Imagino alguém perguntar, então e os trabalhadores da central expostos a elevadas doses de radioactividade? Como disse atrás, pode acontecer, mas não é inevitável, verificar-se um pequeno aumento de casos de cancro nos 6 ou 10 funcionários mais expostos.
O complexo da central de Fukushima Daiichi com seis reactores nucleares de segunda geração é dos mais antigos do Japão com tecnologia e construção dos anos 70 do anterior século. E foi atingido por um tsunami de 14 metros de altura, o maior que o Japão sofreu na sua história moderna. Se os reactores fossem da actual terceira geração como o EPR da Areva ou o AP1000 da Westinghouse que tem quatro sistemas independentes de arrefecimento o acidente nunca teria ocorrido. Se a central fosse construída hoje teria meios de resistir ao tsunami. A história humana é marcada por falhas e desastres que servem de guia para futuros desenvolvimentos. É assim a tecnologia humana e a energia nuclear não foge à regra.

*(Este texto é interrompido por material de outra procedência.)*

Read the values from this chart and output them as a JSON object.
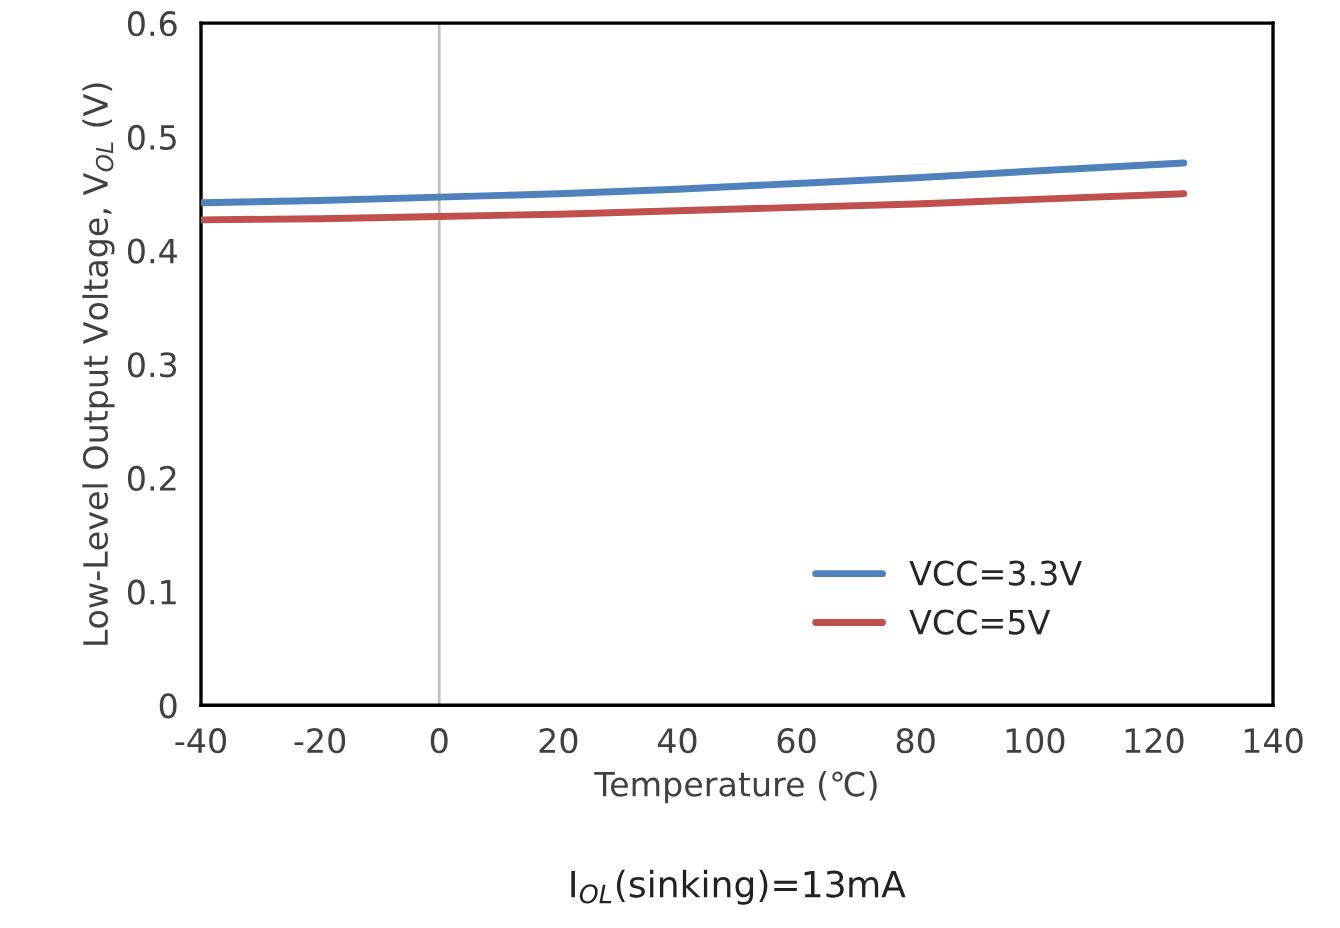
{
  "chart_data": {
    "type": "line",
    "xlabel": "Temperature (℃)",
    "ylabel": "Low-Level Output Voltage, V$_{OL}$ (V)",
    "x": [
      -40,
      -20,
      0,
      20,
      40,
      60,
      80,
      100,
      125
    ],
    "series": [
      {
        "name": "VCC=3.3V",
        "color": "#4f81bd",
        "values": [
          0.442,
          0.444,
          0.447,
          0.45,
          0.454,
          0.459,
          0.464,
          0.47,
          0.477
        ]
      },
      {
        "name": "VCC=5V",
        "color": "#c0504d",
        "values": [
          0.427,
          0.428,
          0.43,
          0.432,
          0.435,
          0.438,
          0.441,
          0.445,
          0.45
        ]
      }
    ],
    "xlim": [
      -40,
      140
    ],
    "xticks": [
      -40,
      -20,
      0,
      20,
      40,
      60,
      80,
      100,
      120,
      140
    ],
    "ylim": [
      0,
      0.6
    ],
    "yticks": [
      0,
      0.1,
      0.2,
      0.3,
      0.4,
      0.5,
      0.6
    ],
    "ref_lines": [
      {
        "axis": "x",
        "value": 0,
        "color": "#bfbfbf"
      }
    ],
    "grid": false,
    "legend": "bottom right",
    "marker": "none",
    "line_style": "solid",
    "annotations": [
      "I$_{OL}$(sinking)=13mA"
    ]
  }
}
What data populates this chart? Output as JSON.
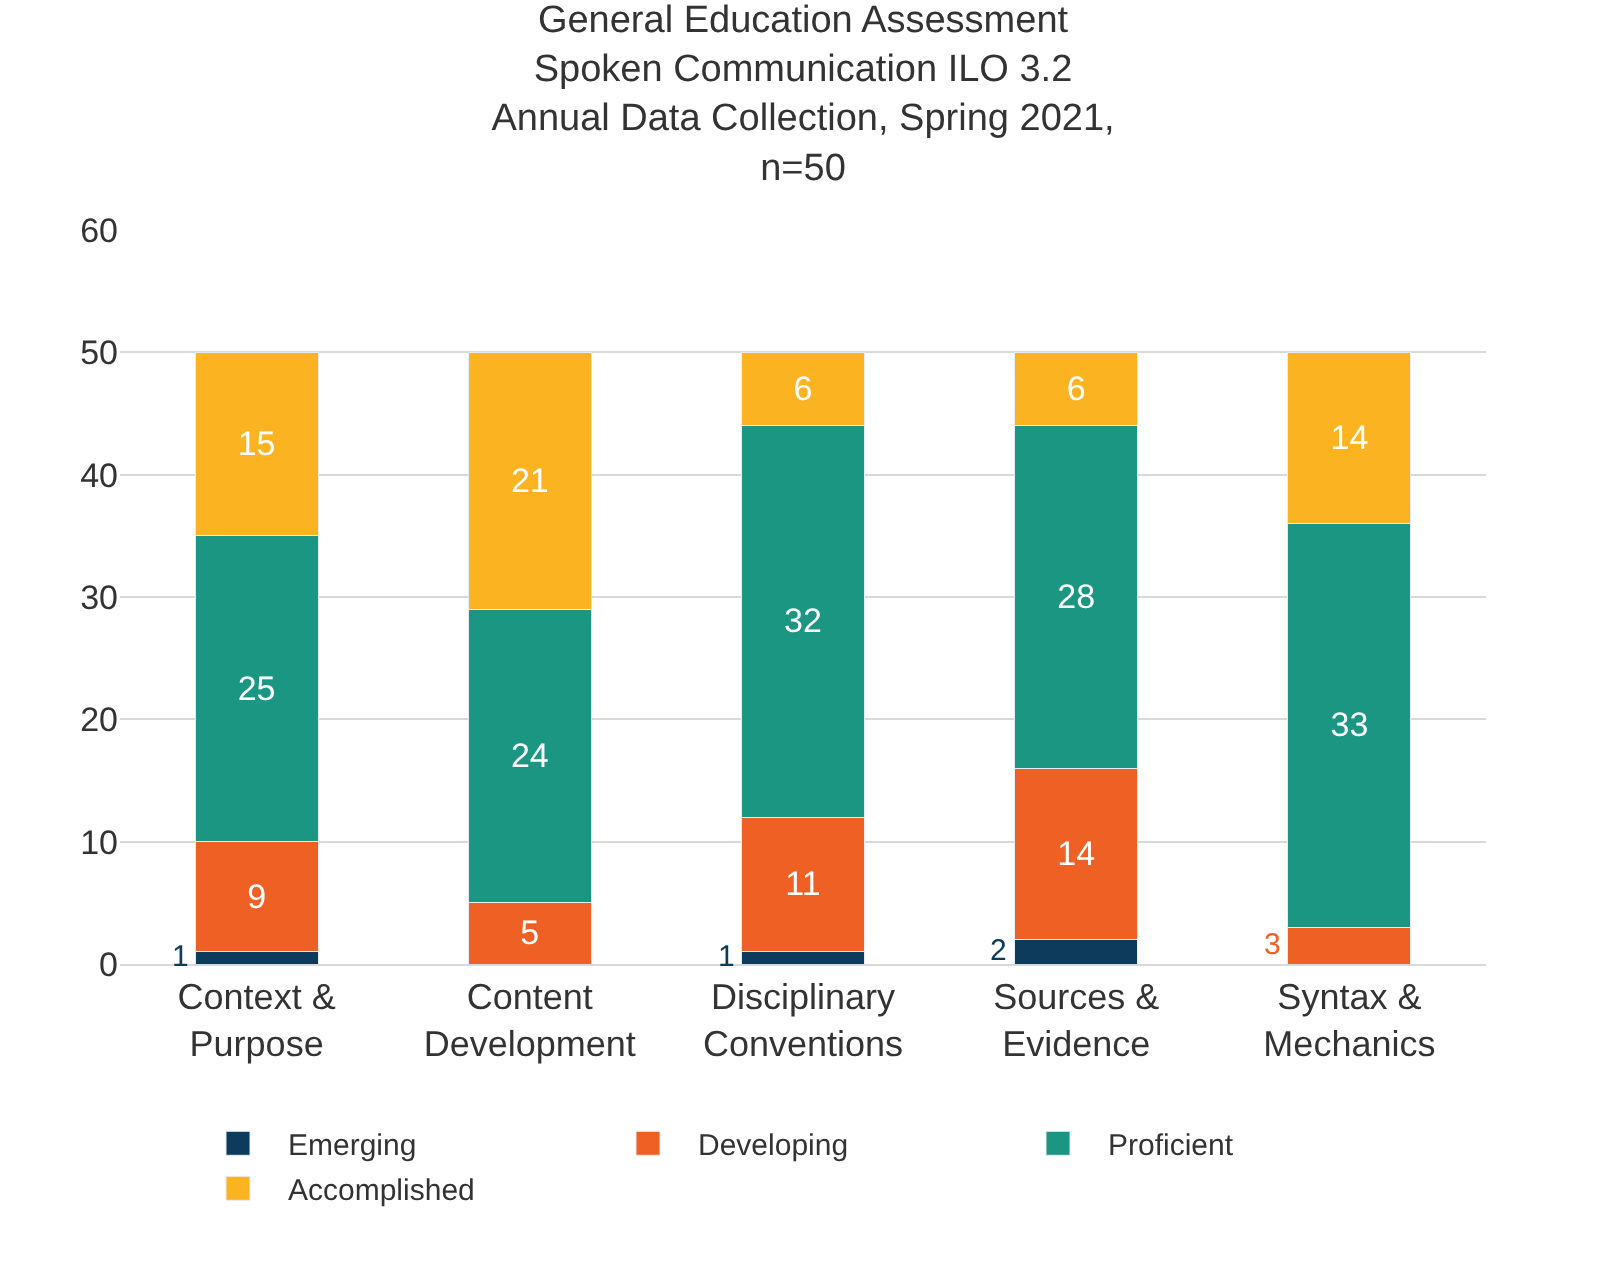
{
  "chart_data": {
    "type": "bar",
    "stacked": true,
    "title": "General Education Assessment\nSpoken Communication ILO 3.2\nAnnual Data Collection, Spring 2021,\nn=50",
    "categories": [
      "Context &\nPurpose",
      "Content\nDevelopment",
      "Disciplinary\nConventions",
      "Sources &\nEvidence",
      "Syntax &\nMechanics"
    ],
    "series": [
      {
        "name": "Emerging",
        "color": "#0d3b5c",
        "values": [
          1,
          null,
          1,
          2,
          null
        ]
      },
      {
        "name": "Developing",
        "color": "#ee6023",
        "values": [
          9,
          5,
          11,
          14,
          3
        ]
      },
      {
        "name": "Proficient",
        "color": "#1a9683",
        "values": [
          25,
          24,
          32,
          28,
          33
        ]
      },
      {
        "name": "Accomplished",
        "color": "#fbb321",
        "values": [
          15,
          21,
          6,
          6,
          14
        ]
      }
    ],
    "ylim": [
      0,
      60
    ],
    "yticks": [
      0,
      10,
      20,
      30,
      40,
      50,
      60
    ],
    "grid": "y",
    "legend": "bottom",
    "data_labels": true
  }
}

Mas que alternativa tem o Japão? Fontes renováveis? O conjunto de ilhas do Japão é uma ilha eléctrica ao contrário da Dinamarca. Tal como a Austrália, o Japão não tem recursos hídricos para armazenar energia eólica em grande escala. Por estas razões as centrais nucleares japonesas só podem dar lugar a centrais termoeléctricas tal como se comprova nesta notícia. Ao contrário das centrais nucleares, as centrais temoeléctricas emitem indiscriminadamente para a atmosfera gases nocivos para a saúde pública. E também radiação no caso de se usar carvão como combustível. Uma central a carvão em operação produz três vezes mais (0,3 microSv) de radiação do que uma central nuclear (0,09 microSv). Seguramente, o mais prolongado e violento impacto que Fukushima poderá ter na saúde do povo japonês é se este acidente conduzir ao fim da energia nuclear no país.